You can also rerun these steps if previously built from source.

Linux

From Github:

sudo rm -rf /usr/local/bin/kops
wget -O kops https://github.com/kubernetes/kops/releases/download/$(curl -s https://api.github.com/repos/kubernetes/kops/releases/latest | grep tag_name | cut -d '"' -f 4)/kops-linux-amd64
chmod +x ./kops
sudo mv ./kops /usr/local/bin/

You can also rerun these steps if previously built from source.

You may want to run below commands to include fixes/features after updating kOps

kops update cluster $NAME --yes
kops rolling-update cluster $NAME --yes

Upgrading Kubernetes

Upgrading Kubernetes is easy with kOps. The cluster spec contains a kubernetesVersion, so you can simply edit it with kops edit, and apply the updated configuration to your cluster.

The kops upgrade command also automates checking for and applying updates.
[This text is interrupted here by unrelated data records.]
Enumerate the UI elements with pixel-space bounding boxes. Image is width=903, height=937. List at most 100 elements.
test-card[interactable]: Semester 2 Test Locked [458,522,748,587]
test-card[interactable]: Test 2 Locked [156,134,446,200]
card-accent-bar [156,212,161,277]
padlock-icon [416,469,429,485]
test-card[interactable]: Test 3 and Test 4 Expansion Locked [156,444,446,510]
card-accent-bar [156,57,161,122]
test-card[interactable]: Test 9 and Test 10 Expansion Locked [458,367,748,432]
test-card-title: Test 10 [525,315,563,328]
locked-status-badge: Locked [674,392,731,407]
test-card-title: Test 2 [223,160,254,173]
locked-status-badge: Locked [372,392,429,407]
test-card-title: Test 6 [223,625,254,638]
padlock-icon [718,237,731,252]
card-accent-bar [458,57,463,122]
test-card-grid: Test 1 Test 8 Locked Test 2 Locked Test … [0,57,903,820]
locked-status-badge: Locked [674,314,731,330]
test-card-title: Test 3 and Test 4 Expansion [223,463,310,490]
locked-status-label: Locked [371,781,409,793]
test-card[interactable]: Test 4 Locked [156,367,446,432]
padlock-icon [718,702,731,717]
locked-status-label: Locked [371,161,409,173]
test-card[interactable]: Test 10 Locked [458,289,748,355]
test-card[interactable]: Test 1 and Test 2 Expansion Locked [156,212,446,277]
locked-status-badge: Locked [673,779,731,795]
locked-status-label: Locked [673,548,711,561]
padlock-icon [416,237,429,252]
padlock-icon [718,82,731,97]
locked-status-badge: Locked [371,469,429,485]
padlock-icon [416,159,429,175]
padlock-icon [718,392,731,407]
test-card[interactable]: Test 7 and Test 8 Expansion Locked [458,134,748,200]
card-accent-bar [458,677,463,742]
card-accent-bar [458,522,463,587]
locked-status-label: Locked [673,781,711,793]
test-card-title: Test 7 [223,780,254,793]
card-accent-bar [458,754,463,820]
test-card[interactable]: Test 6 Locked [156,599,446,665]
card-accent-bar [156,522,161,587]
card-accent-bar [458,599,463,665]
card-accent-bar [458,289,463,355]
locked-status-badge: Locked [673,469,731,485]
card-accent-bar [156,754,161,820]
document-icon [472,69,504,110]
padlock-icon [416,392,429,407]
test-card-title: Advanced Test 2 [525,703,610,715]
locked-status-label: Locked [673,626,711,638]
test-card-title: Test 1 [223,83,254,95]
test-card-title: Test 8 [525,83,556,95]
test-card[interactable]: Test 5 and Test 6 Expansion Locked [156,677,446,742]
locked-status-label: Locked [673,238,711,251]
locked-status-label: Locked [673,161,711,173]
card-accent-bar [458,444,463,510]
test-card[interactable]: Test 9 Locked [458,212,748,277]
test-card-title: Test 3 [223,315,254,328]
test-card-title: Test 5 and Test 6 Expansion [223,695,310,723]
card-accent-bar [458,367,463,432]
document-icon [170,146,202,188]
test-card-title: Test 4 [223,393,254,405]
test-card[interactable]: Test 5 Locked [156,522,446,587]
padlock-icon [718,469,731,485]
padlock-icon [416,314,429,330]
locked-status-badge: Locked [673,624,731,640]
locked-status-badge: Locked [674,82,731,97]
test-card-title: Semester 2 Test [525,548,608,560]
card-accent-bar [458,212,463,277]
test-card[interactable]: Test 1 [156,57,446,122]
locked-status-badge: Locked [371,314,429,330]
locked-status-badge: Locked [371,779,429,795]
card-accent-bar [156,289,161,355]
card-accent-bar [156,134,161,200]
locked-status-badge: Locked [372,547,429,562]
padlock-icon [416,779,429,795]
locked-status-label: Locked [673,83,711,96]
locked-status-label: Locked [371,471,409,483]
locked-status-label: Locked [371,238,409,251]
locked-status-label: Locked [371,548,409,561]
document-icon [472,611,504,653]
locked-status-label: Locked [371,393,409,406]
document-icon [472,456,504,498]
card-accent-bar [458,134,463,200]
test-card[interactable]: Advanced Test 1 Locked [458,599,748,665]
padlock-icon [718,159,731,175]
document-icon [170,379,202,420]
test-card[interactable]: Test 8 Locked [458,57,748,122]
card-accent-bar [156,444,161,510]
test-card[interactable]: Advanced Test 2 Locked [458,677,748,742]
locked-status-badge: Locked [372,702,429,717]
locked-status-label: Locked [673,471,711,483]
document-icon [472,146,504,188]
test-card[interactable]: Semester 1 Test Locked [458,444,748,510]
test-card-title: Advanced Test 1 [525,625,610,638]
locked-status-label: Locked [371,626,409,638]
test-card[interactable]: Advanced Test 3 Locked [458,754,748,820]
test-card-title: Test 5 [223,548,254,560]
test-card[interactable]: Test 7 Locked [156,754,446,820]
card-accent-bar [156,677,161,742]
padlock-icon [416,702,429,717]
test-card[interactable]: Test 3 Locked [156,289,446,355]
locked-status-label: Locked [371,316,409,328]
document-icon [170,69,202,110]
It is recommended to run the latest version of kOps to ensure compatibility with the target kubernetesVersion. When applying a Kubernetes minor version upgrade (e.g. v1.5.3 to v1.6.0), you should confirm that the target kubernetesVersion is compatible with the current kOps release.

Manual update

  • kops edit cluster $NAME
  • set the kubernetesVersion to the target version (e.g. v1.3.5) Note the verb used below is update, not upgrade.
  • kops update cluster $NAME to preview, then kops update cluster $NAME --yes
  • kops rolling-update cluster $NAME to preview, then kops rolling-update cluster $NAME --yes

Automated update

  • kops upgrade cluster $NAME to preview, then kops upgrade cluster $NAME --yes

In future the upgrade step will likely perform the update immediately (and possibly even without a node restart), but currently you must:

  • kops update cluster $NAME to preview, then kops update cluster $NAME --yes
  • kops rolling-update cluster $NAME to preview, then kops rolling-update cluster $NAME --yes

Upgrade uses the latest Kubernetes version considered stable by kOps, defined in https://github.com/kubernetes/kops/blob/master/channels/stable.

Terraform Users

  • kops edit cluster $NAME
  • set the kubernetesVersion to the target version (e.g. v1.3.5)
  • NOTE: The next 3 steps must all be run in the same directory. Here, --out=. specifies that the Terraform files will be written to the current directory. It should point to wherever your Terraform files from kops create cluster exist. The default is out/terraform.
  • kops update cluster $NAME --target=terraform --out=.
  • terraform plan
  • terraform apply
  • kops rolling-update cluster $NAME to preview, then kops rolling-update cluster $NAME --yes

Other Notes:

  • In general, we recommend that you upgrade your cluster one minor release at a time (1.17 --> 1.18 --> 1.19). Although jumping minor versions may work if you have not enabled alpha features, you run a greater risk of running into problems due to version deprecation.